Achei que eu já tivesse visto o pior filme do ano. Mas A Luz do Demônio (Prey for the Devil, 2022), em cartaz a partir desta quarta-feira (2) nos cinemas, surge como favorito para desbancar A Filha do Rei (que pelo menos divertiu minha família), Morbius (que pelo menos tinha Jared Leto evitando a caricatura) e 365 Dias: Hoje (que pelo menos mostrou o esforço da direção de fotografia, dos figurinistas e da montagem para evitar ou tapar o aparecimento de genitais).
Dirigido pelo alemão Daniel Stamm, de O Último Exorcismo (2010) e Os 13 Pecados (2014), A Luz do Demônio é um filme de terror com roteiristas pouco afeitos ao gênero: Robert Zappia, que trabalhou em séries infantis e produções com Tom & Jerry, e a dupla Earl Richey Jones e Todd R. Jones, do seriado cômico In Living Colour (1993-1994) e coautores da animação Rio (2011).
Diferentemente do que se vê, por exemplo, no recente Noites Brutais (2022, no Star+), a origem humorística dos realizadores não se reflete em ironias ou comicidade macabra. Pelo contrário: A Luz do Demônio parece se levar a sério demais, a ponto de seu final sugerir o começo de uma franquia.
O filme até que começa com uma cena poderosa.
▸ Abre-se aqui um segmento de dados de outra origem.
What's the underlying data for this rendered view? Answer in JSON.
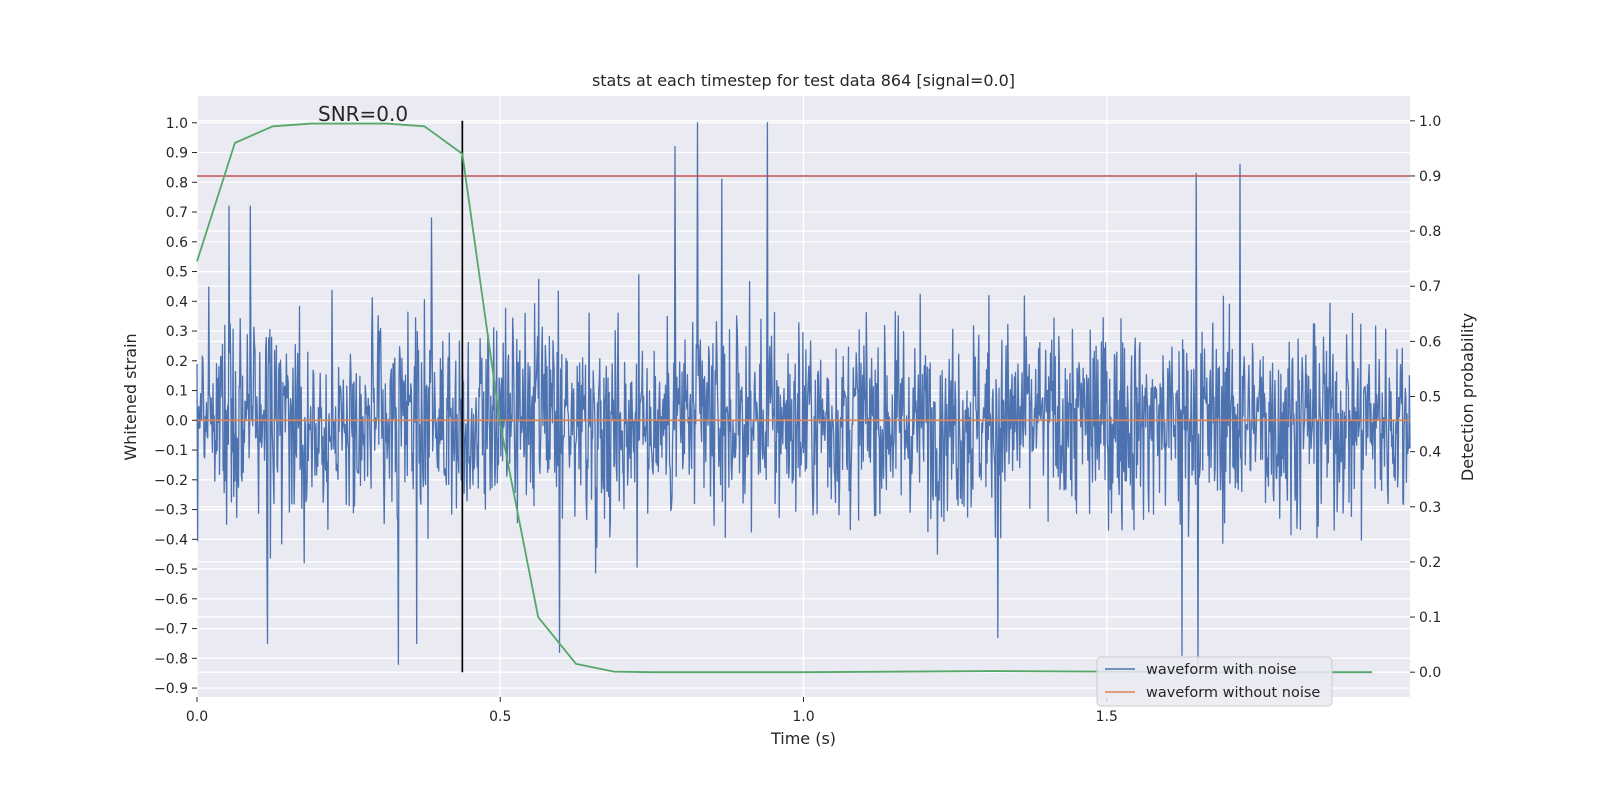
{
  "chart_data": {
    "type": "line",
    "title": "stats at each timestep for test data 864 [signal=0.0]",
    "xlabel": "Time (s)",
    "ylabel": "Whitened strain",
    "y2label": "Detection probability",
    "xlim": [
      0.0,
      2.0
    ],
    "ylim": [
      -0.93,
      1.09
    ],
    "y2lim": [
      -0.045,
      1.045
    ],
    "xticks": [
      0.0,
      0.5,
      1.0,
      1.5
    ],
    "xtick_labels": [
      "0.0",
      "0.5",
      "1.0",
      "1.5"
    ],
    "yticks": [
      1.0,
      0.9,
      0.8,
      0.7,
      0.6,
      0.5,
      0.4,
      0.3,
      0.2,
      0.1,
      0.0,
      -0.1,
      -0.2,
      -0.3,
      -0.4,
      -0.5,
      -0.6,
      -0.7,
      -0.8,
      -0.9
    ],
    "ytick_labels": [
      "1.0",
      "0.9",
      "0.8",
      "0.7",
      "0.6",
      "0.5",
      "0.4",
      "0.3",
      "0.2",
      "0.1",
      "0.0",
      "−0.1",
      "−0.2",
      "−0.3",
      "−0.4",
      "−0.5",
      "−0.6",
      "−0.7",
      "−0.8",
      "−0.9"
    ],
    "y2ticks": [
      1.0,
      0.9,
      0.8,
      0.7,
      0.6,
      0.5,
      0.4,
      0.3,
      0.2,
      0.1,
      0.0
    ],
    "y2tick_labels": [
      "1.0",
      "0.9",
      "0.8",
      "0.7",
      "0.6",
      "0.5",
      "0.4",
      "0.3",
      "0.2",
      "0.1",
      "0.0"
    ],
    "annotation": "SNR=0.0",
    "grid": true,
    "legend_position": "bottom-right",
    "series": [
      {
        "name": "waveform with noise",
        "axis": "left",
        "color": "#4c72b0",
        "kind": "noise",
        "t_start": 0.0,
        "t_end": 2.0,
        "samples": 2048,
        "max": 1.0,
        "min": -0.82,
        "typical_amplitude": 0.22,
        "peaks": [
          {
            "t": 0.825,
            "value": 1.0
          },
          {
            "t": 0.94,
            "value": 1.0
          },
          {
            "t": 0.788,
            "value": 0.92
          },
          {
            "t": 0.865,
            "value": 0.81
          },
          {
            "t": 1.647,
            "value": 0.83
          },
          {
            "t": 1.72,
            "value": 0.86
          },
          {
            "t": 0.053,
            "value": 0.72
          },
          {
            "t": 0.088,
            "value": 0.72
          },
          {
            "t": 0.387,
            "value": 0.68
          },
          {
            "t": 0.332,
            "value": -0.82
          },
          {
            "t": 0.362,
            "value": -0.75
          },
          {
            "t": 0.116,
            "value": -0.75
          },
          {
            "t": 0.598,
            "value": -0.78
          },
          {
            "t": 1.624,
            "value": -0.79
          },
          {
            "t": 1.65,
            "value": -0.82
          },
          {
            "t": 1.32,
            "value": -0.73
          }
        ]
      },
      {
        "name": "waveform without noise",
        "axis": "left",
        "color": "#dd8452",
        "x": [
          0.0,
          2.0
        ],
        "y": [
          0.0,
          0.0
        ]
      },
      {
        "name": "detection probability",
        "axis": "right",
        "color": "#55a868",
        "x": [
          0.0,
          0.0625,
          0.125,
          0.1875,
          0.25,
          0.3125,
          0.375,
          0.4375,
          0.5,
          0.5625,
          0.625,
          0.6875,
          0.75,
          1.0,
          1.3125,
          1.5,
          1.6875,
          1.9375
        ],
        "y": [
          0.745,
          0.96,
          0.99,
          0.995,
          0.995,
          0.995,
          0.99,
          0.94,
          0.45,
          0.1,
          0.015,
          0.001,
          0.0,
          0.0,
          0.002,
          0.001,
          0.0,
          0.0
        ]
      }
    ],
    "reference_lines": [
      {
        "name": "detection threshold",
        "axis": "right",
        "orientation": "horizontal",
        "value": 0.9,
        "color": "#c44e52"
      },
      {
        "name": "detection time",
        "axis": "bottom",
        "orientation": "vertical",
        "value": 0.4375,
        "color": "#000000"
      }
    ],
    "legend": [
      "waveform with noise",
      "waveform without noise"
    ]
  }
}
A menina Annie está rezando no quarto. Sua mãe, de costas para o espectador, bate na porta, pedindo para entrar. Annie passa a rezar com mais intensidade, ao passo que o pedido materno se transforma em berro — e agora ela já não usa o nó dos dedos para bater na porta: dá pancadas com a própria cabeça!
Logo saberemos que a traumatizada Annie cresceu e tornou-se uma rara freira de cabelos platinados, a Irmã Ann, personagem interpretada por Jacqueline Byers, a Jillian da série de ficção científica Salvation — em A Luz do Demônio, seu trabalho não tem salvação: é tinhoso de ruim.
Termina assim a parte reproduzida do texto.